La La Land ou le retour de la comédie musicale

Le film le plus attendu rafraîchit le genre de la comédie musicale. A vos claquettes ! 

Cette mélodie n’est plus vraiment celle de notre époque. Il n’y a certes jamais rien eu de très naturel à voir des gens se mettre soudainement à danser et à faire des numéros de claquettes en plein milieu de la rue, mais disons qu’il fut un temps où ça faisait partie du paysage, du langage commun. Et puis même Disney a fini par trouver que ça sonnait un peu hors de propos. Depuis très longtemps donc, la comédie musicale n’existe plus que pour satisfaire les lubies kitsch de cinéastes pompiers (Baz Luhrmann), les fixettes rétros de vieux monsieurs rincés (Woody Allen, Christophe Honoré, Lars von Trier) ou pour adapter éventuellement les hits de Broadway. Un monde sous cloche, un genre clivant, un espace « à réserver aux amateurs du genre ». Et puis arrive La La Land, un musical en forme de main tendue vers nous.

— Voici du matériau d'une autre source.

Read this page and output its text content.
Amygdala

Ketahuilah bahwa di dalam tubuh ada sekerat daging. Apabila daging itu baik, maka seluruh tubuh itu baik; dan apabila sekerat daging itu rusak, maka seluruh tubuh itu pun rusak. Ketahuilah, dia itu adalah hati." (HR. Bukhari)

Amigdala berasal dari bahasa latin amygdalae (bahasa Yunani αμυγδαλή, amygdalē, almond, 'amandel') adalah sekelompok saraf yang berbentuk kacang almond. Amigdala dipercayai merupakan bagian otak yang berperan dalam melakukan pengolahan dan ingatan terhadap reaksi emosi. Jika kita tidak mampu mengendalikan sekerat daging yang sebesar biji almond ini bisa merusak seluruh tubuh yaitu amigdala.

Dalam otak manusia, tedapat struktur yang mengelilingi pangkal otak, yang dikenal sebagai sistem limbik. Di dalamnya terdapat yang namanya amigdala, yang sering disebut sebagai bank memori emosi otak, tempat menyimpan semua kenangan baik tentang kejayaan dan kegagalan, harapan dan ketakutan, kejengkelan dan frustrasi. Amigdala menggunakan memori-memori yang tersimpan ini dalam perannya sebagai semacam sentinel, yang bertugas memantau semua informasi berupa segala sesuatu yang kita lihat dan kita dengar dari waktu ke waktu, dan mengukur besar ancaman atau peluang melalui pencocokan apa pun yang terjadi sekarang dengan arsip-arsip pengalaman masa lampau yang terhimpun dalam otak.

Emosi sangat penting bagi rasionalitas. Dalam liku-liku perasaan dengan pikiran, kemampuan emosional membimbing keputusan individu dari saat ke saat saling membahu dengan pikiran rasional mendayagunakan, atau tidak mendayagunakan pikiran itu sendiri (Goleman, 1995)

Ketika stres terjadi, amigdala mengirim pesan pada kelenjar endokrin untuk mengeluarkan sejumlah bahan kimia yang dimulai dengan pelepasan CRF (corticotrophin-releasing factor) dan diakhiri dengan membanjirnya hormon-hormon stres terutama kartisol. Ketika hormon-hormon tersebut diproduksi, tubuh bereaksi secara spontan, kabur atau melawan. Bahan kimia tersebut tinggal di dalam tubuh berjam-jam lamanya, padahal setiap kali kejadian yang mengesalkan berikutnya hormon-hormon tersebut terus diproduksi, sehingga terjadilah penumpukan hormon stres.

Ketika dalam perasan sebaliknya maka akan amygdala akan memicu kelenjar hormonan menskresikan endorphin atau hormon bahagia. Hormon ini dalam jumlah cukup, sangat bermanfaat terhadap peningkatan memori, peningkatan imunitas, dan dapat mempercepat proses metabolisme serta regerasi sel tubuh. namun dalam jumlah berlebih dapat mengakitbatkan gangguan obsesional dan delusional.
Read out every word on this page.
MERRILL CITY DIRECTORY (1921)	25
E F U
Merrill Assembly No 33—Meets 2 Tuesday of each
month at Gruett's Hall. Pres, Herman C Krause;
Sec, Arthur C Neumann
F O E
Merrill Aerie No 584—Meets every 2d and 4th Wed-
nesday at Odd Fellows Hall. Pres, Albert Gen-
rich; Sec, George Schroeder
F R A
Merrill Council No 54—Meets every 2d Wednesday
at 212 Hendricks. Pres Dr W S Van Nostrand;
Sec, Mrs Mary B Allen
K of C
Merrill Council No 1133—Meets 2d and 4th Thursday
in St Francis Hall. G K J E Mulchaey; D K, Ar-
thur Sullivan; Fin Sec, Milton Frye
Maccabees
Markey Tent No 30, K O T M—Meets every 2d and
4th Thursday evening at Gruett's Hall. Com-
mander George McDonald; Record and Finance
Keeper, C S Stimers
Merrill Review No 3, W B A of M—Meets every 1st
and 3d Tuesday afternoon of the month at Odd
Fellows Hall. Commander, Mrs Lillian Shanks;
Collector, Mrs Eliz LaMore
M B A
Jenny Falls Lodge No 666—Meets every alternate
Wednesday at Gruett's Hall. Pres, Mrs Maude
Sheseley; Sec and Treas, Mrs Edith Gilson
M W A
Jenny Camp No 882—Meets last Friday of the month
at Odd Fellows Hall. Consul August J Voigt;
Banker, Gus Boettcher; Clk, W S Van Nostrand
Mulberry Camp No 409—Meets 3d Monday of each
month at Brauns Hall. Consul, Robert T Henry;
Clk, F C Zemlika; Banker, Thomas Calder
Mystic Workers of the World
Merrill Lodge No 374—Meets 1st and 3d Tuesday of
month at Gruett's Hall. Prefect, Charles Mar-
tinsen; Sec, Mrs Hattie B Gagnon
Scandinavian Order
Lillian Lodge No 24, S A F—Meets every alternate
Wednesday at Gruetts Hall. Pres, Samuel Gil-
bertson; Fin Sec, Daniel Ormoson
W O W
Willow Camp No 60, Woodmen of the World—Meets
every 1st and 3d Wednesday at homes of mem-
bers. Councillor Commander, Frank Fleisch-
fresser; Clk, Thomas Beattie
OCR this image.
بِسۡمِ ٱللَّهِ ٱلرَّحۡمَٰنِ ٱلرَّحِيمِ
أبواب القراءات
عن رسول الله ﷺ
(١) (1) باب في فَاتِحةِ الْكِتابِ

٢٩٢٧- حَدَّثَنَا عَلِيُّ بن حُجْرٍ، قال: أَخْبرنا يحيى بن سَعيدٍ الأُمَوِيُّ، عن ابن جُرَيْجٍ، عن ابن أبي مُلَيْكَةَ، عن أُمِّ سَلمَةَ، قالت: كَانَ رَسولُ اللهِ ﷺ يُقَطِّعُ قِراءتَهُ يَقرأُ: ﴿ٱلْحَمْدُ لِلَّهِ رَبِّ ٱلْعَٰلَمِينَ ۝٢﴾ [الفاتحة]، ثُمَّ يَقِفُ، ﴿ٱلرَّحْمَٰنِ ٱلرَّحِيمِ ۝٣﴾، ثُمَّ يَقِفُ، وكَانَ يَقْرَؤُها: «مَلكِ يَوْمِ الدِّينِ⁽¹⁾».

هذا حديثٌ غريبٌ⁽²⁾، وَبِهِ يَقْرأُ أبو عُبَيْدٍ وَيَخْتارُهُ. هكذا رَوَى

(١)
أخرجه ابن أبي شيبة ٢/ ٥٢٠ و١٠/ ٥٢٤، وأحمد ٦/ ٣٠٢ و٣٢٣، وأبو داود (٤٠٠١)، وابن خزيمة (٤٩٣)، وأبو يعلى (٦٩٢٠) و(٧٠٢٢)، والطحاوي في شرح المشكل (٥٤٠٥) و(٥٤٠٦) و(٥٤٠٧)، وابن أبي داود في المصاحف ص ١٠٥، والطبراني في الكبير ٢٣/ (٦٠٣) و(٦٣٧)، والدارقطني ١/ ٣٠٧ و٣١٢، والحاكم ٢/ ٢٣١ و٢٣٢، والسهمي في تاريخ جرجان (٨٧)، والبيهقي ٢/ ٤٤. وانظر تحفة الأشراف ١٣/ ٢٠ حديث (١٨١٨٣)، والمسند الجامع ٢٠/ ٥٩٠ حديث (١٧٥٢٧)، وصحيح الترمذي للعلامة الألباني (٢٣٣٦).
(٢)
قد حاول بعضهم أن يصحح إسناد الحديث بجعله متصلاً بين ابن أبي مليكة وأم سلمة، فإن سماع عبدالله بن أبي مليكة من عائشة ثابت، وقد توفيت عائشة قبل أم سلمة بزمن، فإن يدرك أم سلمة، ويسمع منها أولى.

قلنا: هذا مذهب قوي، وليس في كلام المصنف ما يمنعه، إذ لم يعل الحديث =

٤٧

Un pianiste un peu lose et une actrice wannabe tombent amoureux au beau milieu de la cité des anges. Bientôt les compromis et les batailles d’ego prendront le pas sur les roucoulades et la vie en technicolor. La musique s’arrêtera-t-elle alors à jamais ? La La Land est un endroit où le décorum chatoyant, l’affranchissement des règles de la pesanteur et les chansonnettes qu’on ne peut pas s’empêcher de pousser ne sont pas la raison d’être du projet ni son programme, mais les seuls moyens de figurer cette toute petite histoire-là, de lui donner son caractère épique et universel. C’est un musical par nature plutôt que par décision, comme quand le genre en valait encore la peine. Chazelle dessine alors un espace mental délimité et façonné seulement par les humeurs de ses amants exaltés. C’est une idée de cinéma purement mélo trempée dans le bain moussant du grand spectacle hollywoodien. Les jambes prennent feu, le cœur chavire, le spectacle est aussi dans la salle. Une mélodie oubliée dont notre époque avait terriblement besoin.